Rhodes and his fellow students noted how the DC-3 launched a revolution in air travel, changing how the world travels.
The aircraft and its designers were honored with a celebratory taxi run on the runway at Republic Airport loaded with Dowling students and aviation business leaders.
The museum’s military version of the DC-3 is the only operational one of its kind in the New York tri-state area and represents one of nearly 11,000 created by Douglas Aircraft Company and other manufacturers licensed to build it. It is based at Republic Airport and offers flight experiences through the year.

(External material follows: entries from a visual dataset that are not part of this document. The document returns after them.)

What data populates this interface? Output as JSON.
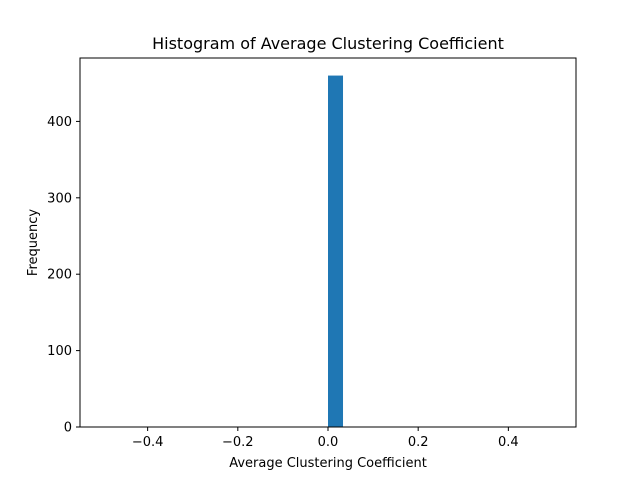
{
  "chart_data": {
    "type": "bar",
    "title": "Histogram of Average Clustering Coefficient",
    "xlabel": "Average Clustering Coefficient",
    "ylabel": "Frequency",
    "xlim": [
      -0.55,
      0.55
    ],
    "ylim": [
      0,
      483
    ],
    "xticks": [
      -0.4,
      -0.2,
      0.0,
      0.2,
      0.4
    ],
    "xtick_labels": [
      "−0.4",
      "−0.2",
      "0.0",
      "0.2",
      "0.4"
    ],
    "yticks": [
      0,
      100,
      200,
      300,
      400
    ],
    "ytick_labels": [
      "0",
      "100",
      "200",
      "300",
      "400"
    ],
    "grid": false,
    "bins": [
      {
        "x0": 0.0,
        "x1": 0.0333,
        "value": 460
      }
    ],
    "colors": {
      "bar": "#1f77b4",
      "axes": "#000000",
      "background": "#ffffff"
    }
  }
}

On Dec. 17, 1935, 32 years to the day after the Wright Brothers’ first flight, Douglas Aircraft Co. test pilots lifted the first DC-3 off the runway in Santa Monica, CA. By 1936 it began transporting passengers between Chicago Municipal Airport (renamed Midway) and Newark, which like today served the New York market.
Passengers paid $47.19 for the four hour flight that was operated by Flagship Illinois. Within three years, 95 percent of all passengers in the US were flying on DC-2s or DC-3s. By December 1941, on the eve of war, Douglas had delivered 507 DC-3s of which 434 had gone to airlines. By the end of World War II production hit a high of one aircraft every 34 minutes or some 10,654 military models of the DC-3.
Among the elements that led to the legendary DC-3 being the most successful aircraft ever built was its ability to be enormously cost effective for those airlines operating it, a reliability that was unprecedented and the means to offer aircraft standardization that today’s profitable airlines, such as Southwest, continue to use as a model.